At present there are over 260 characters assigned to the SIL corporate PUA area of Unicode. The Doulos SIL font, along with various keyboards and mapping tables, implement support for these PUA characters. However, included in our PUA assignments are about 225 characters that are now in Unicode and one character that is in the pipeline for Unicode and is expected to be part of the Unicode 16.0 release.

We desire tools and procedures that facilitate and encourage the transition to using the official codepoints for such characters without unduly burdening existing projects for which it might be inappropriate to make this transition.

The following components are affected by PUA character deprecation:

  • fonts — obviously fonts have to be altered to accommodate the new codepoints. But should the old codepoints be removed? What other design implications are there?
  • keyboards — keyboards need to be modified to generate the new data.
  • conversion tools — existing conversion mappings, such as from legacy to Unicode, that happen to map to deprecated PUA codepoints will need to change. Should old mappings be maintained? How do people migrate existing data from PUA to official encoding?

PUA Codepoint reuse?

An assumption made in creating this document is that PUA codepoints will never be reused. As in the Unicode standard itself, once a character is assigned as SIL PUA codepoint, that assignment is never changed or altered. We may deprecate the codepoint, but we won't ever assume that all data that may use the codepoint has now disappeared and that, therefore, it is safe to reuse the codepoint for some other character. One of the benefits of Unicode is that archived data can be understood independently of external metadata such as specific fonts or file dates.

SIL PUA Version Identification

Before digging into the details of what has to change when deprecating PUA characters, we should address the issue of version identification. We can expect that with each new version of Unicode, we may have another batch of PUA characters that should, from thence forward, be deprecated. With Unicode 4.1 140+ characters were deprecated. Another 45 characters were deprecated with the release of Unicode 5.0. The next release of Unicode may cause, say, another 13 to be deprecated, and the following release maybe another bunch. When looking at any given release of a component (font, keyboard, etc.), how is the user to know which version of our PUA the component is designed for?

That information is still maintained in the DeprecatedAssignments sheet of the spreadsheet that is found in this download.

Fonts

When updating a font to account for PUA character deprecation, the obvious question is: Should the updated font include both the new and the old codepoints or just the new? If both, should both codepoints map to the same glyph or to different (though perhaps identical looking) glyphs?

If the updated font is going to have the same font name (e.g., "Doulos SIL"), then it won't be possible for users to have both the old font and the new one installed simultaneously. To maximize compatibility, therefore (i.e., in order to support both new and old encodings on the same system), the new font must include both the new and old codepoints.

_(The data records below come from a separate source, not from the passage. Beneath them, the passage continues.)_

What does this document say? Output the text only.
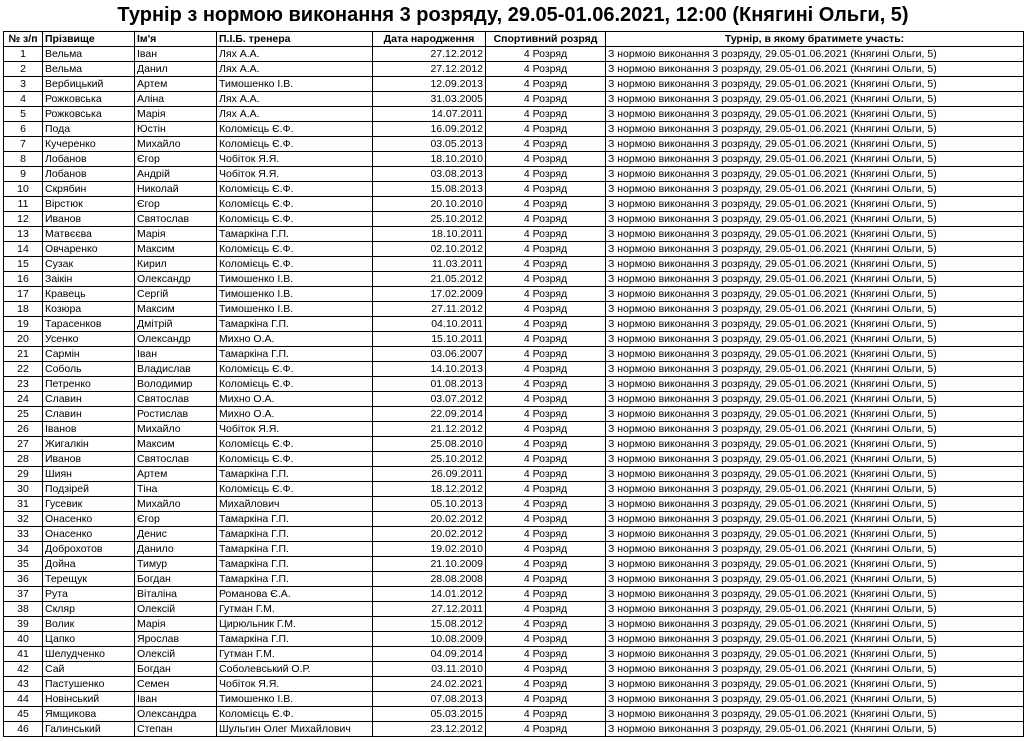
Турнір з нормою виконання 3 розряду, 29.05-01.06.2021, 12:00 (Княгині Ольги, 5)
№ з/п	Прізвище	Ім'я	П.І.Б. тренера	Дата народження	Спортивний розряд	Турнір, в якому братимете участь:
1	Вельма	Іван	Лях А.А.	27.12.2012	4 Розряд	З нормою виконання 3 розряду, 29.05-01.06.2021 (Княгині Ольги, 5)
2	Вельма	Данил	Лях А.А.	27.12.2012	4 Розряд	З нормою виконання 3 розряду, 29.05-01.06.2021 (Княгині Ольги, 5)
3	Вербицький	Артем	Тимошенко І.В.	12.09.2013	4 Розряд	З нормою виконання 3 розряду, 29.05-01.06.2021 (Княгині Ольги, 5)
4	Рожковська	Аліна	Лях А.А.	31.03.2005	4 Розряд	З нормою виконання 3 розряду, 29.05-01.06.2021 (Княгині Ольги, 5)
5	Рожковська	Марія	Лях А.А.	14.07.2011	4 Розряд	З нормою виконання 3 розряду, 29.05-01.06.2021 (Княгині Ольги, 5)
6	Пода	Юстін	Коломієць Є.Ф.	16.09.2012	4 Розряд	З нормою виконання 3 розряду, 29.05-01.06.2021 (Княгині Ольги, 5)
7	Кучеренко	Михайло	Коломієць Є.Ф.	03.05.2013	4 Розряд	З нормою виконання 3 розряду, 29.05-01.06.2021 (Княгині Ольги, 5)
8	Лобанов	Єгор	Чобіток Я.Я.	18.10.2010	4 Розряд	З нормою виконання 3 розряду, 29.05-01.06.2021 (Княгині Ольги, 5)
9	Лобанов	Андрій	Чобіток Я.Я.	03.08.2013	4 Розряд	З нормою виконання 3 розряду, 29.05-01.06.2021 (Княгині Ольги, 5)
10	Скрябин	Николай	Коломієць Є.Ф.	15.08.2013	4 Розряд	З нормою виконання 3 розряду, 29.05-01.06.2021 (Княгині Ольги, 5)
11	Вірстюк	Єгор	Коломієць Є.Ф.	20.10.2010	4 Розряд	З нормою виконання 3 розряду, 29.05-01.06.2021 (Княгині Ольги, 5)
12	Иванов	Святослав	Коломієць Є.Ф.	25.10.2012	4 Розряд	З нормою виконання 3 розряду, 29.05-01.06.2021 (Княгині Ольги, 5)
13	Матвєєва	Марія	Тамаркіна Г.П.	18.10.2011	4 Розряд	З нормою виконання 3 розряду, 29.05-01.06.2021 (Княгині Ольги, 5)
14	Овчаренко	Максим	Коломієць Є.Ф.	02.10.2012	4 Розряд	З нормою виконання 3 розряду, 29.05-01.06.2021 (Княгині Ольги, 5)
15	Сузак	Кирил	Коломієць Є.Ф.	11.03.2011	4 Розряд	З нормою виконання 3 розряду, 29.05-01.06.2021 (Княгині Ольги, 5)
16	Заікін	Олександр	Тимошенко І.В.	21.05.2012	4 Розряд	З нормою виконання 3 розряду, 29.05-01.06.2021 (Княгині Ольги, 5)
17	Кравець	Сергій	Тимошенко І.В.	17.02.2009	4 Розряд	З нормою виконання 3 розряду, 29.05-01.06.2021 (Княгині Ольги, 5)
18	Козюра	Максим	Тимошенко І.В.	27.11.2012	4 Розряд	З нормою виконання 3 розряду, 29.05-01.06.2021 (Княгині Ольги, 5)
19	Тарасенков	Дмітрій	Тамаркіна Г.П.	04.10.2011	4 Розряд	З нормою виконання 3 розряду, 29.05-01.06.2021 (Княгині Ольги, 5)
20	Усенко	Олександр	Михно О.А.	15.10.2011	4 Розряд	З нормою виконання 3 розряду, 29.05-01.06.2021 (Княгині Ольги, 5)
21	Сармін	Іван	Тамаркіна Г.П.	03.06.2007	4 Розряд	З нормою виконання 3 розряду, 29.05-01.06.2021 (Княгині Ольги, 5)
22	Соболь	Владислав	Коломієць Є.Ф.	14.10.2013	4 Розряд	З нормою виконання 3 розряду, 29.05-01.06.2021 (Княгині Ольги, 5)
23	Петренко	Володимир	Коломієць Є.Ф.	01.08.2013	4 Розряд	З нормою виконання 3 розряду, 29.05-01.06.2021 (Княгині Ольги, 5)
24	Славин	Святослав	Михно О.А.	03.07.2012	4 Розряд	З нормою виконання 3 розряду, 29.05-01.06.2021 (Княгині Ольги, 5)
25	Славин	Ростислав	Михно О.А.	22.09.2014	4 Розряд	З нормою виконання 3 розряду, 29.05-01.06.2021 (Княгині Ольги, 5)
26	Іванов	Михайло	Чобіток Я.Я.	21.12.2012	4 Розряд	З нормою виконання 3 розряду, 29.05-01.06.2021 (Княгині Ольги, 5)
27	Жигалкін	Максим	Коломієць Є.Ф.	25.08.2010	4 Розряд	З нормою виконання 3 розряду, 29.05-01.06.2021 (Княгині Ольги, 5)
28	Иванов	Святослав	Коломієць Є.Ф.	25.10.2012	4 Розряд	З нормою виконання 3 розряду, 29.05-01.06.2021 (Княгині Ольги, 5)
29	Шиян	Артем	Тамаркіна Г.П.	26.09.2011	4 Розряд	З нормою виконання 3 розряду, 29.05-01.06.2021 (Княгині Ольги, 5)
30	Подзірей	Тіна	Коломієць Є.Ф.	18.12.2012	4 Розряд	З нормою виконання 3 розряду, 29.05-01.06.2021 (Княгині Ольги, 5)
31	Гусевик	Михайло	Михайлович	05.10.2013	4 Розряд	З нормою виконання 3 розряду, 29.05-01.06.2021 (Княгині Ольги, 5)
32	Онасенко	Єгор	Тамаркіна Г.П.	20.02.2012	4 Розряд	З нормою виконання 3 розряду, 29.05-01.06.2021 (Княгині Ольги, 5)
33	Онасенко	Денис	Тамаркіна Г.П.	20.02.2012	4 Розряд	З нормою виконання 3 розряду, 29.05-01.06.2021 (Княгині Ольги, 5)
34	Доброхотов	Данило	Тамаркіна Г.П.	19.02.2010	4 Розряд	З нормою виконання 3 розряду, 29.05-01.06.2021 (Княгині Ольги, 5)
35	Дойна	Тимур	Тамаркіна Г.П.	21.10.2009	4 Розряд	З нормою виконання 3 розряду, 29.05-01.06.2021 (Княгині Ольги, 5)
36	Терещук	Богдан	Тамаркіна Г.П.	28.08.2008	4 Розряд	З нормою виконання 3 розряду, 29.05-01.06.2021 (Княгині Ольги, 5)
37	Рута	Віталіна	Романова Є.А.	14.01.2012	4 Розряд	З нормою виконання 3 розряду, 29.05-01.06.2021 (Княгині Ольги, 5)
38	Скляр	Олексій	Гутман Г.М.	27.12.2011	4 Розряд	З нормою виконання 3 розряду, 29.05-01.06.2021 (Княгині Ольги, 5)
39	Волик	Марія	Цирюльник Г.М.	15.08.2012	4 Розряд	З нормою виконання 3 розряду, 29.05-01.06.2021 (Княгині Ольги, 5)
40	Цапко	Ярослав	Тамаркіна Г.П.	10.08.2009	4 Розряд	З нормою виконання 3 розряду, 29.05-01.06.2021 (Княгині Ольги, 5)
41	Шелудченко	Олексій	Гутман Г.М.	04.09.2014	4 Розряд	З нормою виконання 3 розряду, 29.05-01.06.2021 (Княгині Ольги, 5)
42	Сай	Богдан	Соболевський О.Р.	03.11.2010	4 Розряд	З нормою виконання 3 розряду, 29.05-01.06.2021 (Княгині Ольги, 5)
43	Пастушенко	Семен	Чобіток Я.Я.	24.02.2021	4 Розряд	З нормою виконання 3 розряду, 29.05-01.06.2021 (Княгині Ольги, 5)
44	Новінський	Іван	Тимошенко І.В.	07.08.2013	4 Розряд	З нормою виконання 3 розряду, 29.05-01.06.2021 (Княгині Ольги, 5)
45	Ямщикова	Олександра	Коломієць Є.Ф.	05.03.2015	4 Розряд	З нормою виконання 3 розряду, 29.05-01.06.2021 (Княгині Ольги, 5)
46	Галинський	Степан	Шульгин Олег Михайлович	23.12.2012	4 Розряд	З нормою виконання 3 розряду, 29.05-01.06.2021 (Княгині Ольги, 5)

This leaves us with the question of glyph names: Should the two codepoints point to the same glyph (this is called double-encoding the glyph) or to different glyphs? PUA deprecation is not the only reason one might be tempted to double encode a glyph — U+0041 LATIN CAPITAL LETTER A and U+0410 CYRILLIC CAPITAL LETTER A look identical and we might consider using the same glyph for these characters. As a general rule, we avoid double-encoding glyphs primarily for the reason that there exist some rare situations where it becomes helpful to be able to reconstruct the original character sequence from the rendered glyph sequence. As this is accomplished by inspecting the names of the glyphs, it is normally important that distinct codepoints refer to distinct glyphs.

In the case of deprecated PUA codepoints, however, there is a benefit to double encoding: it would provide a type of normalization in that it wouldn't matter which codepoint was originally used; when the character sequence is deduced from the glyph sequence, then only a single (preferably official) codepoint is generated.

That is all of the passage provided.